È così che le sorti del mondiale si sono ribaltate, a favore del pilota che era sembrato più fragile tra i due papaya. E a Norris deve essere dato credito del fatto di aver resistito alla pressione di Max Verstappen, outsider di lusso che da Monza in avanti ha saputo ridare slancio alle sue speranze mondiali massimizzando i risultati ottenibili con una RB21 rivista, ma ancora perfettibile. Prima Lando si scioglieva come neve al sole di fronte alla sfrontatezza di Max. Nell’ultima parte della stagione 2025 è invece apparso meno vulnerabile.
A livello di pilotaggio, di talento e di maturità, Max Verstappen resta una spanna sopra ai due piloti della McLaren. È lui non solo il miglior interprete di questa era tecnica della Formula 1, ma anche una delle eccellenze della storia di questo sport. Avrebbe meritato un mondiale in cui si è espresso a un livello eccelso, fatte salve Barcellona e Silverstone. Ma la superiorità tecnica della McLaren ha finito per premiare un pilota che ha il merito di non aver mai nascosto le proprie fragilità. In un ambiente di personaggi senza scrupoli, Lando ha avuto la forza di mostrarsi vulnerabile.
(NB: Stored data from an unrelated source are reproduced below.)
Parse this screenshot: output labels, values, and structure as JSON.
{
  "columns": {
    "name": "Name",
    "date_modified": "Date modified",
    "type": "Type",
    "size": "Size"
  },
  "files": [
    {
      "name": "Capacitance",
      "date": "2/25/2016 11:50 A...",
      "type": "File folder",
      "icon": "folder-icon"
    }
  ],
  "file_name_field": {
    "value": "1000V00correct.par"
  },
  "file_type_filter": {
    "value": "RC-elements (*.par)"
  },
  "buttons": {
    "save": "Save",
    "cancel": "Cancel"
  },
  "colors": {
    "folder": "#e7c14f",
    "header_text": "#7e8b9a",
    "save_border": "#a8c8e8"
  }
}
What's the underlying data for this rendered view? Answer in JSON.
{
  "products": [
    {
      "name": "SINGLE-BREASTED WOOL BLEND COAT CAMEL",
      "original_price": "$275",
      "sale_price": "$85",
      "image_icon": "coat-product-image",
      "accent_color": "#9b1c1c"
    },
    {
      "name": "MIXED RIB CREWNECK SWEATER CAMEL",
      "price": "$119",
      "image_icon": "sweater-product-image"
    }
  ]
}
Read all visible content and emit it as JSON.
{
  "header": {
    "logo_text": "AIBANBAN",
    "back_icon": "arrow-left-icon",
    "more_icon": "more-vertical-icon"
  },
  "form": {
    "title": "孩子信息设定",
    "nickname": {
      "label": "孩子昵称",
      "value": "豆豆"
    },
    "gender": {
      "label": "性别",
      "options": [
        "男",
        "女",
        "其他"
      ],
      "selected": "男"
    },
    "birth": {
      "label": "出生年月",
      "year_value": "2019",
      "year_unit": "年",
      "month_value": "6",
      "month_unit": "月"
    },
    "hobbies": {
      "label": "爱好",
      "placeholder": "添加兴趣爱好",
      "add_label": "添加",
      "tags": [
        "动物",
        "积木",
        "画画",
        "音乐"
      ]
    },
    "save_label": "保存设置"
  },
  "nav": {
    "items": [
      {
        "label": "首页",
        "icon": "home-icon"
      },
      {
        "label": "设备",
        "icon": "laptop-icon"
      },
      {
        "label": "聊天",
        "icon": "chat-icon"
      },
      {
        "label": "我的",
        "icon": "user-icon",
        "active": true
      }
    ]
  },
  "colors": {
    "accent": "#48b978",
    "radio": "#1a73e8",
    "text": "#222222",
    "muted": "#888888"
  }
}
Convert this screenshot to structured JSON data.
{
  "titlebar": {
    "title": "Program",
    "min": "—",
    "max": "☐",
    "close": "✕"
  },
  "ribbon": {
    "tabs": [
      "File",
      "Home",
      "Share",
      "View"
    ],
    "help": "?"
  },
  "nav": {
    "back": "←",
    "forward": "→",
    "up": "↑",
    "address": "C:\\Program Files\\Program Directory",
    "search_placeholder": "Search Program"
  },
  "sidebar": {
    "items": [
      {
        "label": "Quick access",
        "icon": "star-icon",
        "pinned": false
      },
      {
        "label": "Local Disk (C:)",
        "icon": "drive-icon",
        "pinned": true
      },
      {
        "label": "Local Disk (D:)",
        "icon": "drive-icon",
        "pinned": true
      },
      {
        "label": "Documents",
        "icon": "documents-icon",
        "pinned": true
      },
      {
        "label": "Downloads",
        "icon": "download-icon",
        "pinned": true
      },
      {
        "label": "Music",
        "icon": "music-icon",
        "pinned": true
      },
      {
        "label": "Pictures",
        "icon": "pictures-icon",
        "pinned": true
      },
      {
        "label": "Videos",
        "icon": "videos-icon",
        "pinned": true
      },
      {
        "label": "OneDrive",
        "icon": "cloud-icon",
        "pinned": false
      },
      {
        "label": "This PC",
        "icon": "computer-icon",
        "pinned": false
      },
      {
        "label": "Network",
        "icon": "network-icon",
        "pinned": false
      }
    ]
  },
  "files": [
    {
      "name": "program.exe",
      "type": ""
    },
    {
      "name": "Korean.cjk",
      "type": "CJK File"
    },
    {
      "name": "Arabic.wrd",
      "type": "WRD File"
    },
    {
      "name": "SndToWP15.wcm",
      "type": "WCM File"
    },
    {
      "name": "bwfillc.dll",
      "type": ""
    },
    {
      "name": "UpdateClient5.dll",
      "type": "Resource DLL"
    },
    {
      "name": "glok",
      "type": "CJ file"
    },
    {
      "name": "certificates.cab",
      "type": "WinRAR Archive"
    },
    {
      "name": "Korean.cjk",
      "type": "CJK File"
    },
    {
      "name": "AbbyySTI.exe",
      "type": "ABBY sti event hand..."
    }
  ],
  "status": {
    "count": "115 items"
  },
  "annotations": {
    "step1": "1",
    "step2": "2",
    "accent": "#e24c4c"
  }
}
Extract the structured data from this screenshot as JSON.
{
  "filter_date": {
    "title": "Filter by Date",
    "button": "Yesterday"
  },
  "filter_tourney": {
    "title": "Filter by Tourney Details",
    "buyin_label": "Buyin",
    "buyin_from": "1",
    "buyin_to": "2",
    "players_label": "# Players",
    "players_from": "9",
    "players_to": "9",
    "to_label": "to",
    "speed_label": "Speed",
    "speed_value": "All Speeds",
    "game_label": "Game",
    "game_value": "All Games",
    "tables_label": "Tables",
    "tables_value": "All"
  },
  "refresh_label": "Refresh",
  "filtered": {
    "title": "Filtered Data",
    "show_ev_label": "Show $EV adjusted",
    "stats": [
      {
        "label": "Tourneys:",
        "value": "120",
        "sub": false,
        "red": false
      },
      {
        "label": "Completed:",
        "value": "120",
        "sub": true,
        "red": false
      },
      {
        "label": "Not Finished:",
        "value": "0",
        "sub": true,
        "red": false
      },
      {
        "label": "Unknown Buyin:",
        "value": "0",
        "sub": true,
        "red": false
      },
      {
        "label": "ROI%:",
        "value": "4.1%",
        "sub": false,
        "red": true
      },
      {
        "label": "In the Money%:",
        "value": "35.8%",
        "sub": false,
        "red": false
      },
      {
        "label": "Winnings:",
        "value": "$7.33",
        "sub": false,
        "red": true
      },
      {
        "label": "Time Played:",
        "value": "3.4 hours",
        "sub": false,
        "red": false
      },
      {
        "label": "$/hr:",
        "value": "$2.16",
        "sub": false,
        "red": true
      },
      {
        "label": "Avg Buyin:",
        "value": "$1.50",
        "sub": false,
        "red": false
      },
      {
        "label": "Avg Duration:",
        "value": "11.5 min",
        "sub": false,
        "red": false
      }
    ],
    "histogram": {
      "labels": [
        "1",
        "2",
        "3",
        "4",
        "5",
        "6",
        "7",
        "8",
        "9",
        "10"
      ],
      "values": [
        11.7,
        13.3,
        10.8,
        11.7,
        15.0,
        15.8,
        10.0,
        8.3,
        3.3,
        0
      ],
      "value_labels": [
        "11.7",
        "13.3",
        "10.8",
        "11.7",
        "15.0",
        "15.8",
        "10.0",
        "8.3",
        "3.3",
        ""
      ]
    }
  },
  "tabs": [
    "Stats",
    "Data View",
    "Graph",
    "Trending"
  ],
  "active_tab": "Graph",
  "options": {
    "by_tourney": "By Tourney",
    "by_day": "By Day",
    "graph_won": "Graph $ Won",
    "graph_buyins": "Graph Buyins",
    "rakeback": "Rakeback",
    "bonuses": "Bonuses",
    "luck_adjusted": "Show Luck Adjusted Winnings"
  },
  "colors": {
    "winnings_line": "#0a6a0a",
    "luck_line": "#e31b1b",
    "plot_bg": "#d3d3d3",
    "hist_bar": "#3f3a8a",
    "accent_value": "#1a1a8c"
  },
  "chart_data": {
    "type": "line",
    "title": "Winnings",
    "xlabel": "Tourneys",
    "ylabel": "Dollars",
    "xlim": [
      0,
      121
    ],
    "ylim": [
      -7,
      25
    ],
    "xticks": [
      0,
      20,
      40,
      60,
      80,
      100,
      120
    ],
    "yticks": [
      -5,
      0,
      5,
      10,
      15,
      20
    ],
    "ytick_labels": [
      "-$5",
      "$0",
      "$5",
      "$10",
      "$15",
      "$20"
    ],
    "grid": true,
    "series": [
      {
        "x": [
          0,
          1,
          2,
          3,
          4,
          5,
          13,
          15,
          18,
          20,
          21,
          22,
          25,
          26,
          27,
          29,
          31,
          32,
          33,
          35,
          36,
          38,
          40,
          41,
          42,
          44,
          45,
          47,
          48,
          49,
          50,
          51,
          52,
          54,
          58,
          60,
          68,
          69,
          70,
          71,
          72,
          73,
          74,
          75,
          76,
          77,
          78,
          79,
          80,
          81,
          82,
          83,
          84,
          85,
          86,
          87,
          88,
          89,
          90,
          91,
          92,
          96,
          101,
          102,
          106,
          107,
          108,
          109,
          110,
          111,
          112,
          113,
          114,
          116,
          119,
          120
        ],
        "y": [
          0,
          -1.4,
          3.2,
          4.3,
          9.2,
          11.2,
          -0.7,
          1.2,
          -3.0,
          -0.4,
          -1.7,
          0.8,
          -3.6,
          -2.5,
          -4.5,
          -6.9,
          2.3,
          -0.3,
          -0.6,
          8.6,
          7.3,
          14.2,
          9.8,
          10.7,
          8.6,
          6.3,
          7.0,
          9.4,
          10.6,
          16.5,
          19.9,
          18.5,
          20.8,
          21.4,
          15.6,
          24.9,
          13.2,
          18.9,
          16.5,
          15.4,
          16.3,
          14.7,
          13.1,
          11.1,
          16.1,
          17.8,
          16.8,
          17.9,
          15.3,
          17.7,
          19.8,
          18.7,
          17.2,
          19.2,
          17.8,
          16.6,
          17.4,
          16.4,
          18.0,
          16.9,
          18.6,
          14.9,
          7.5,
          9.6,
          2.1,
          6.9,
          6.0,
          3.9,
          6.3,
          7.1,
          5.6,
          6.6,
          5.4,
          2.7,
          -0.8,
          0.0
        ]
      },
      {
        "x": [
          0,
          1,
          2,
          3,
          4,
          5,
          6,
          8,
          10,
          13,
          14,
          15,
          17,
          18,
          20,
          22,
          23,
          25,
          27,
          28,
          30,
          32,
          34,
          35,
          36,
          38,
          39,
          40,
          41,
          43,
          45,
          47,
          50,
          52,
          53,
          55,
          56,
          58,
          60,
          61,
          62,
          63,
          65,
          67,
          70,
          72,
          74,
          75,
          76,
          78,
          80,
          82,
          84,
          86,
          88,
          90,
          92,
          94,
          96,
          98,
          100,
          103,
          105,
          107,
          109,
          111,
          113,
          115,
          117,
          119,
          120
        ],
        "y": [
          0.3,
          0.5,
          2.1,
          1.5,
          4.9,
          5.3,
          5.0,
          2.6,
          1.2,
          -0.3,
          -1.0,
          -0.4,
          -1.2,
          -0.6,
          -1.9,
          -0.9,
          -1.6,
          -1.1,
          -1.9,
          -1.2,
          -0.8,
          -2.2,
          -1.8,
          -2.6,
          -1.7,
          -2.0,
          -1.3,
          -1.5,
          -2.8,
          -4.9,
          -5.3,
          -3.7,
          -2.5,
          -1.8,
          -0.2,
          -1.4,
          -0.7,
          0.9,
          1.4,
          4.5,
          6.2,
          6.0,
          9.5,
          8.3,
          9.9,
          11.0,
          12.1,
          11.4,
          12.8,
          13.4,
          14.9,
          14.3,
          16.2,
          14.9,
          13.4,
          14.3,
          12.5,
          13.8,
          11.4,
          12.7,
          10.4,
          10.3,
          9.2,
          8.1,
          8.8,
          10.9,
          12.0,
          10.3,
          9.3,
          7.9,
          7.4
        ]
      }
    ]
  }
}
Lando ha avuto tanto coraggio nell’esporsi per quello che è veramente, mettendo a nudo i meccanismi che lo hanno portato nel tempo a dubitare di sé stesso e degli strumenti a sua disposizione per scrivere un futuro di successo. Ci vuole una buona dose di audacia per farlo in un ambiente in cui purtroppo esistono ancora persone che usano i problemi di salute mentale come un’arma contro chi non ha paura di parlare di qualcosa che fino a poco tempo fa era un tabù. Ci vuole tanta forza d’animo per lavorare per diventare la migliore versione di noi stessi. E Lando, vincendo il suo primo titolo mondiale sotto i riflettori di Abu Dhabi, ci ha dimostrato quanto sia potente l’autodeterminazione.